Insistiamo: un abbandono del sogno, che avrebbe potuto significare un contraccolpo elettorale importante. Invece l’abilità di Obama è stata forse proprio quella di aver saputo creare un “secondo” Obama, spesso sulla difensiva, più attento ai numeri e alle mediazioni di quanto egli stesso non sapesse fare. Ed è proprio questo il rammarico più forte in area GOP: non aver saputo sfruttare l’imbarazzo dell’avversario snaturato e costretto sul piano del realismo economico e politico; un tema che, difatti, era il terreno su cui i Conservatori volevano portare l’avversario: la disoccupazione crescente, la risposta ai problemi con un socialisteggiante “più Stato” – sempre vista con una certa diffidenza dagli americani –, e soprattutto le difficoltà della middle class. Eppure tutti questi punti di forza non sono bastati a Mitt e al suo vice Paul Ryan per battere l’avversario.
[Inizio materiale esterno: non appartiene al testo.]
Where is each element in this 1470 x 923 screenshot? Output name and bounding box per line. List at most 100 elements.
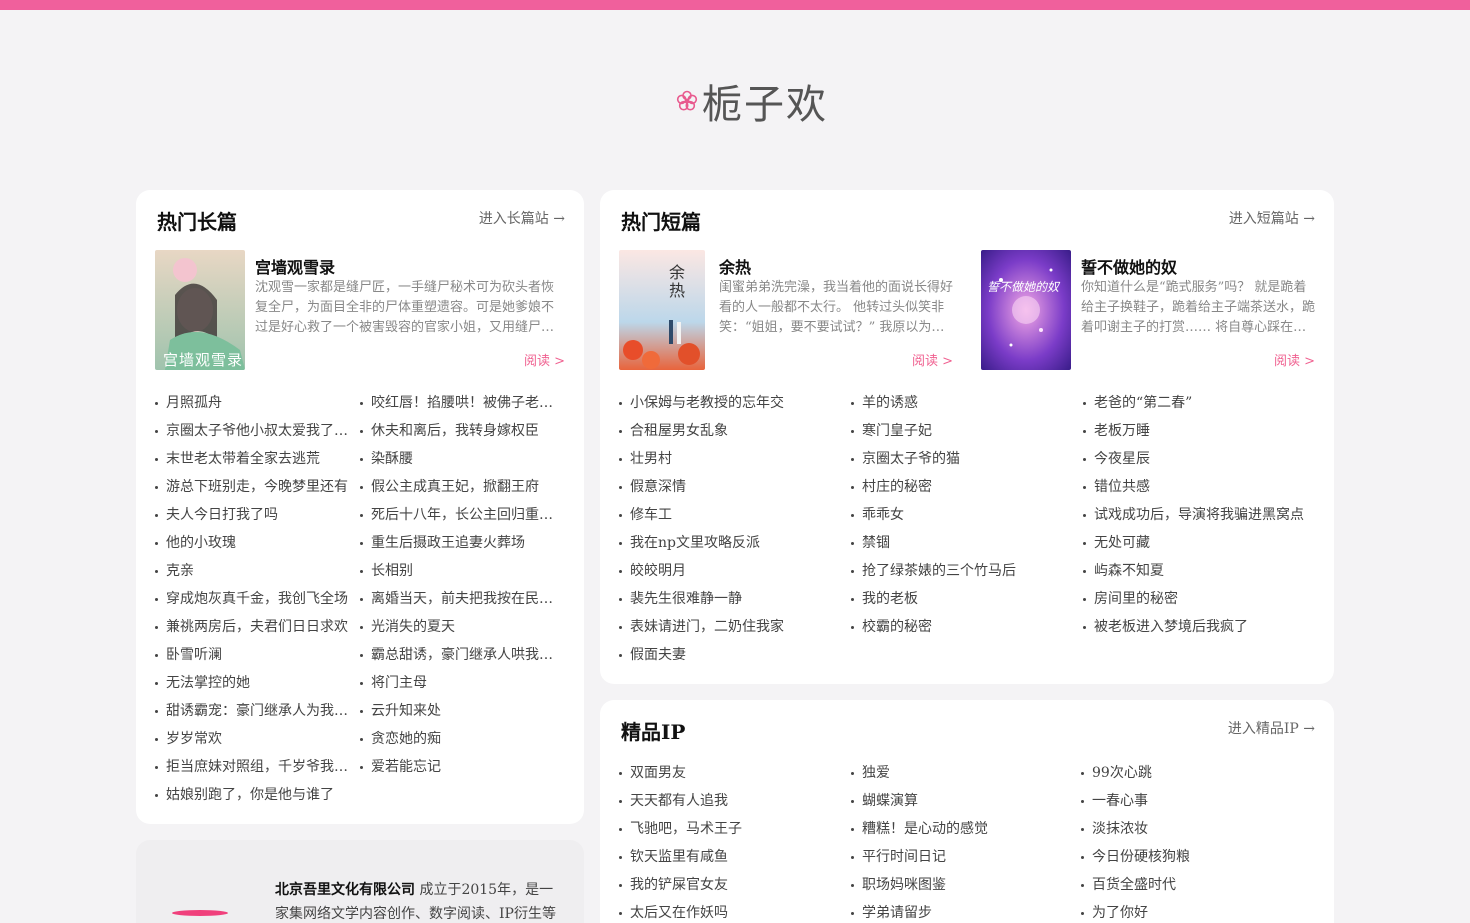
list-item[interactable]: 染酥腰: [360, 445, 556, 473]
list-item[interactable]: 校霸的秘密: [851, 613, 1063, 641]
list-item[interactable]: 独爱: [851, 759, 1063, 787]
list-item[interactable]: 禁锢: [851, 529, 1063, 557]
list-item[interactable]: 淡抹浓妆: [1081, 815, 1313, 843]
list-item[interactable]: 贪恋她的痴: [360, 725, 556, 753]
read-link[interactable]: 阅读 >: [912, 350, 953, 369]
featured-book[interactable]: 誓不做她的奴 誓不做她的奴 你知道什么是“跪式服务”吗？ 就是跪着给主子换鞋子，…: [981, 250, 1315, 370]
list-item[interactable]: 村庄的秘密: [851, 473, 1063, 501]
list-item[interactable]: 老爸的“第二春”: [1083, 389, 1315, 417]
list-item[interactable]: 今夜星辰: [1083, 445, 1315, 473]
list-item[interactable]: 皎皎明月: [619, 557, 831, 585]
list-item[interactable]: 蝴蝶演算: [851, 787, 1063, 815]
list-item[interactable]: 克亲: [155, 557, 351, 585]
list-item[interactable]: 重生后摄政王追妻火葬场: [360, 529, 556, 557]
list-item[interactable]: 一春心事: [1081, 787, 1313, 815]
top-accent-bar: [0, 0, 1470, 10]
list-item[interactable]: 姑娘别跑了，你是他与谁了: [155, 781, 351, 809]
list-item[interactable]: 天天都有人追我: [619, 787, 831, 815]
list-item[interactable]: 乖乖女: [851, 501, 1063, 529]
list-item[interactable]: 裴先生很难静一静: [619, 585, 831, 613]
book-cover[interactable]: 余热: [619, 250, 705, 370]
list-item[interactable]: 无法掌控的她: [155, 669, 351, 697]
list-item[interactable]: 双面男友: [619, 759, 831, 787]
list-item[interactable]: 寒门皇子妃: [851, 417, 1063, 445]
list-item[interactable]: 错位共感: [1083, 473, 1315, 501]
list-item[interactable]: 屿森不知夏: [1083, 557, 1315, 585]
list-item[interactable]: 无处可藏: [1083, 529, 1315, 557]
list-item[interactable]: 将门主母: [360, 669, 556, 697]
list-item[interactable]: 穿成炮灰真千金，我创飞全场: [155, 585, 351, 613]
cover-caption: 宫墙观雪录: [163, 351, 244, 369]
featured-book[interactable]: 宫墙观雪录 宫墙观雪录 沈观雪一家都是缝尸匠，一手缝尸秘术可为砍头者恢复全尸，为…: [155, 250, 565, 370]
list-item[interactable]: 99次心跳: [1081, 759, 1313, 787]
list-item[interactable]: 我的老板: [851, 585, 1063, 613]
list-item[interactable]: 游总下班别走，今晚梦里还有: [155, 473, 351, 501]
list-item[interactable]: 卧雪听澜: [155, 641, 351, 669]
list-item[interactable]: 羊的诱惑: [851, 389, 1063, 417]
featured-book[interactable]: 余热 余热 闺蜜弟弟洗完澡，我当着他的面说长得好看的人一般都不太行。 他转过头似…: [619, 250, 953, 370]
list-item[interactable]: 假意深情: [619, 473, 831, 501]
list-item[interactable]: 为了你好: [1081, 899, 1313, 923]
list-item[interactable]: 今日份硬核狗粮: [1081, 843, 1313, 871]
list-item[interactable]: 试戏成功后，导演将我骗进黑窝点: [1083, 501, 1315, 529]
list-item[interactable]: 太后又在作妖吗: [619, 899, 831, 923]
list-item[interactable]: 学弟请留步: [851, 899, 1063, 923]
list-item[interactable]: 咬红唇！掐腰哄！被佛子老…: [360, 389, 556, 417]
list-item[interactable]: 合租屋男女乱象: [619, 417, 831, 445]
site-logo[interactable]: 栀子欢: [676, 76, 828, 128]
list-item[interactable]: 夫人今日打我了吗: [155, 501, 351, 529]
list-item[interactable]: 抢了绿茶婊的三个竹马后: [851, 557, 1063, 585]
read-link[interactable]: 阅读 >: [524, 350, 565, 369]
list-item[interactable]: 月照孤舟: [155, 389, 351, 417]
list-item[interactable]: 长相别: [360, 557, 556, 585]
enter-short-site-link[interactable]: 进入短篇站 →: [1229, 208, 1315, 228]
list-item[interactable]: 爱若能忘记: [360, 753, 556, 781]
list-item[interactable]: 兼祧两房后，夫君们日日求欢: [155, 613, 351, 641]
list-item[interactable]: 末世老太带着全家去逃荒: [155, 445, 351, 473]
list-item[interactable]: 职场妈咪图鉴: [851, 871, 1063, 899]
list-item[interactable]: 百货全盛时代: [1081, 871, 1313, 899]
list-item[interactable]: 糟糕！是心动的感觉: [851, 815, 1063, 843]
list-item[interactable]: 房间里的秘密: [1083, 585, 1315, 613]
hot-short-section: 热门短篇 进入短篇站 → 余热 余热 闺蜜弟弟洗完澡，我当着他的面说长得好看的人…: [600, 190, 1334, 684]
logo-text: 栀子欢: [702, 82, 828, 128]
book-description: 你知道什么是“跪式服务”吗？ 就是跪着给主子换鞋子，跪着给主子端茶送水，跪着叩谢…: [1081, 280, 1316, 335]
enter-long-site-link[interactable]: 进入长篇站 →: [479, 208, 565, 228]
list-item[interactable]: 表妹请进门，二奶住我家: [619, 613, 831, 641]
book-cover[interactable]: 誓不做她的奴: [981, 250, 1071, 370]
list-item[interactable]: 离婚当天，前夫把我按在民…: [360, 585, 556, 613]
list-item[interactable]: 霸总甜诱，豪门继承人哄我…: [360, 641, 556, 669]
list-item[interactable]: 钦天监里有咸鱼: [619, 843, 831, 871]
list-item[interactable]: 小保姆与老教授的忘年交: [619, 389, 831, 417]
list-item[interactable]: 老板万睡: [1083, 417, 1315, 445]
list-item[interactable]: 云升知来处: [360, 697, 556, 725]
list-item[interactable]: 平行时间日记: [851, 843, 1063, 871]
flower-icon: [676, 90, 698, 111]
list-item[interactable]: 休夫和离后，我转身嫁权臣: [360, 417, 556, 445]
list-item[interactable]: 他的小玫瑰: [155, 529, 351, 557]
list-item[interactable]: 京圈太子爷的猫: [851, 445, 1063, 473]
list-item[interactable]: 我的铲屎官女友: [619, 871, 831, 899]
book-cover[interactable]: 宫墙观雪录: [155, 250, 245, 370]
list-item[interactable]: 飞驰吧，马术王子: [619, 815, 831, 843]
list-item[interactable]: 岁岁常欢: [155, 725, 351, 753]
list-item[interactable]: 死后十八年，长公主回归重…: [360, 501, 556, 529]
list-item[interactable]: 壮男村: [619, 445, 831, 473]
book-title[interactable]: 余热: [719, 254, 751, 278]
section-title: 热门短篇: [619, 206, 709, 235]
list-item[interactable]: 修车工: [619, 501, 831, 529]
cover-caption: 誓不做她的奴: [987, 280, 1060, 294]
book-title[interactable]: 宫墙观雪录: [255, 254, 335, 278]
list-item[interactable]: 假面夫妻: [619, 641, 831, 669]
list-item[interactable]: 被老板进入梦境后我疯了: [1083, 613, 1315, 641]
list-item[interactable]: 假公主成真王妃，掀翻王府: [360, 473, 556, 501]
list-item[interactable]: 甜诱霸宠：豪门继承人为我…: [155, 697, 351, 725]
list-item[interactable]: 我在np文里攻略反派: [619, 529, 831, 557]
read-link[interactable]: 阅读 >: [1274, 350, 1315, 369]
list-item[interactable]: 光消失的夏天: [360, 613, 556, 641]
list-item[interactable]: 京圈太子爷他小叔太爱我了…: [155, 417, 351, 445]
list-item[interactable]: 拒当庶妹对照组，千岁爷我…: [155, 753, 351, 781]
section-header: 精品IP 进入精品IP →: [619, 716, 1315, 746]
book-title[interactable]: 誓不做她的奴: [1081, 254, 1177, 278]
enter-ip-site-link[interactable]: 进入精品IP →: [1228, 718, 1315, 738]
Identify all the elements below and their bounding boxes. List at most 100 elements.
Paul Ryan, si diceva, una delle sorprese più liete messe in campo; un conservatore d.o.c., fiero sostenitore dello stato minimo, uomo di fede cattolica e fanatico dello sport. Ryan è l’espressione più viva di una destra diversa da quella del capitano d’impresa Romney, ricordato più per le spese nella riforma sanitaria del suo Stato che per l’abilità di governo. Una sconfitta anche per il Tea Party, il movimento anti-tasse che dal 2009 può vantare il merito di aver portato in piazza la classe media e di aver a più riprese cercato di smascherare “l’illusionismo” del presidente Obama. Non è allora bastato lo spauracchio del socialismo e le accuse di aver trascinato l’America in un baratro persino contrario agli ideali dei patrioti. L’amaro in bocca degli elefanti traspare tutto nella Boston repubblicana, dove forse in molti si saranno chiesti se forse Obama non avesse vinto più per i loro errori che per i propri meriti, e se non fosse stato più opportuno candidare un rappresentante verace del partito; uno che – per intenderci – fosse, per così dire, “carne” – ovvero rappresentante della destra libertaria – o “pesce” – esponente del cuore cattolico d’America – e non come, più modestamente, era Romney: né l’uno, né l’altro.